Dabei muss allerdings noch ein weiterer, sehr bedeutender Effekt
beachtet werden: Mit dem Abschmelzen des weißen Schnees kommt die
meist durch Staub, Sand und Geröll deutlich schmutzigere und damit
dunklere Eisoberfläche zum Vorschein. Aufgrund des physikalischen
Grundprinzips, dass eine dunkle Oberfläche deutlich mehr
Sonnenstrahlung aufnimmt als ein heller Untergrund, wird das
Abschmelzen des Eises stark beschleunigt. Durch das nun fehlende Eis
ist aber in weiterer Folge auch die unmittelbare Umgebung des
Gletschers von stärkerer Erwärmung betroffen.
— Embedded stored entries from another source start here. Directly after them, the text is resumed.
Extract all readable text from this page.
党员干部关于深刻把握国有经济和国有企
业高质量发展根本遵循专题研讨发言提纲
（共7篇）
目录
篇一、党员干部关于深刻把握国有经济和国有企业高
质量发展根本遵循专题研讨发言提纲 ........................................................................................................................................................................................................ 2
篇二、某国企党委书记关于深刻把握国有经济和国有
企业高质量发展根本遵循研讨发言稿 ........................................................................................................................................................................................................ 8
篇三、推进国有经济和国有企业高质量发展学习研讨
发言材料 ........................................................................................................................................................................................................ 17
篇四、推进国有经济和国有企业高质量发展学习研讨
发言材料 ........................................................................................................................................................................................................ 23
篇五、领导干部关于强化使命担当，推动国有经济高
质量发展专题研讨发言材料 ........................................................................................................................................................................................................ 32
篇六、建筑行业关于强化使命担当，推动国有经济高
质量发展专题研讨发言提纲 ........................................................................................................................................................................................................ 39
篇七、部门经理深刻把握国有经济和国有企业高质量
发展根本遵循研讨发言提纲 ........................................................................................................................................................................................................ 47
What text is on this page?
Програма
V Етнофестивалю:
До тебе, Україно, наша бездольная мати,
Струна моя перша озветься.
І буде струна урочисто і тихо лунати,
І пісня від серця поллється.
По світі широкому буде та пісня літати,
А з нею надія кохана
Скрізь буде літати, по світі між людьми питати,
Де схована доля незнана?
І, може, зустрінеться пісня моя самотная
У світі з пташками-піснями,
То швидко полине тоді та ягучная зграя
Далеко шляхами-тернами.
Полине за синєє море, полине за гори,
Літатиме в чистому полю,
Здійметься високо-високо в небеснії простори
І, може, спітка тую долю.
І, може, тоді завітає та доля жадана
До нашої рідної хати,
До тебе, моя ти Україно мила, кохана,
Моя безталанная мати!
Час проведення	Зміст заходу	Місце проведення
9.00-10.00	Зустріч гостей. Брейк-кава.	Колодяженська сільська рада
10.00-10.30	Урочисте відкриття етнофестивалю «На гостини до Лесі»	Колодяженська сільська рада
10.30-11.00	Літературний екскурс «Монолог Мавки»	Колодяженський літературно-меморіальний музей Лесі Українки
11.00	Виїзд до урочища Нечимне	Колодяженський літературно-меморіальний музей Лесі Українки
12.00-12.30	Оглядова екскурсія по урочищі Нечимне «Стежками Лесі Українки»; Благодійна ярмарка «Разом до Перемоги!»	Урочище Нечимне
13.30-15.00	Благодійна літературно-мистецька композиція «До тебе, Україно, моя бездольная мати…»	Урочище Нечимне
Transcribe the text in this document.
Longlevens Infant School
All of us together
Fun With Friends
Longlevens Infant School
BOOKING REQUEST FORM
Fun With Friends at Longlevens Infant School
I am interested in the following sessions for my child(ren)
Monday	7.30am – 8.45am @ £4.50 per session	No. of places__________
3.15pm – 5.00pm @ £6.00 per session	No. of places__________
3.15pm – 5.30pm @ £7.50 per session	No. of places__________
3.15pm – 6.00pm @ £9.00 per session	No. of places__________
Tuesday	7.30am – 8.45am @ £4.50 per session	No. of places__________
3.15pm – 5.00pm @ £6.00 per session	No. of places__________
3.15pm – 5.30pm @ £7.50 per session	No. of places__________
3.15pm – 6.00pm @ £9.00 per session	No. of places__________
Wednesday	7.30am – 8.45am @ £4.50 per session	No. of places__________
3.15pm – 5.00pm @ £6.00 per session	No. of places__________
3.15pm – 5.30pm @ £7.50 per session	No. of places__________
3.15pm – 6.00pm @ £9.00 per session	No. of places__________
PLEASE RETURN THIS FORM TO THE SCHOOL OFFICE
Dieser Wärmeüberschuss
steigert aber seinerseits wieder das Abschmelzen des Gletschers. In
der Klimaforschung wird ein solcher, sich selbst verstärkender
Vorgang, als positive Rückkopplung bezeichnet.



Eine starke Kaltfront, die für Schneefälle im Hochgebirge sorgen
würde, wäre demnach für die Gletscher zu dieser Jahreszeit Gold wert.
Eine frische und damit weiße Neuschneeauflage könnte zumindest eine
Unterbrechung der diesjährigen Abschmelzperiode bewirken. Allerdings
zeigen die aktuellen kurz- und mittelfristigen Wetterprognosen für
die letzten Augusttage einen ganz anderen Trend. In den süddeutschen
Bundesländern sowie im Ostalpenraum bleibt es sommerlich warm, wobei
die Temperatur örtlich auch die Marke von 30 Grad überschreiten kann.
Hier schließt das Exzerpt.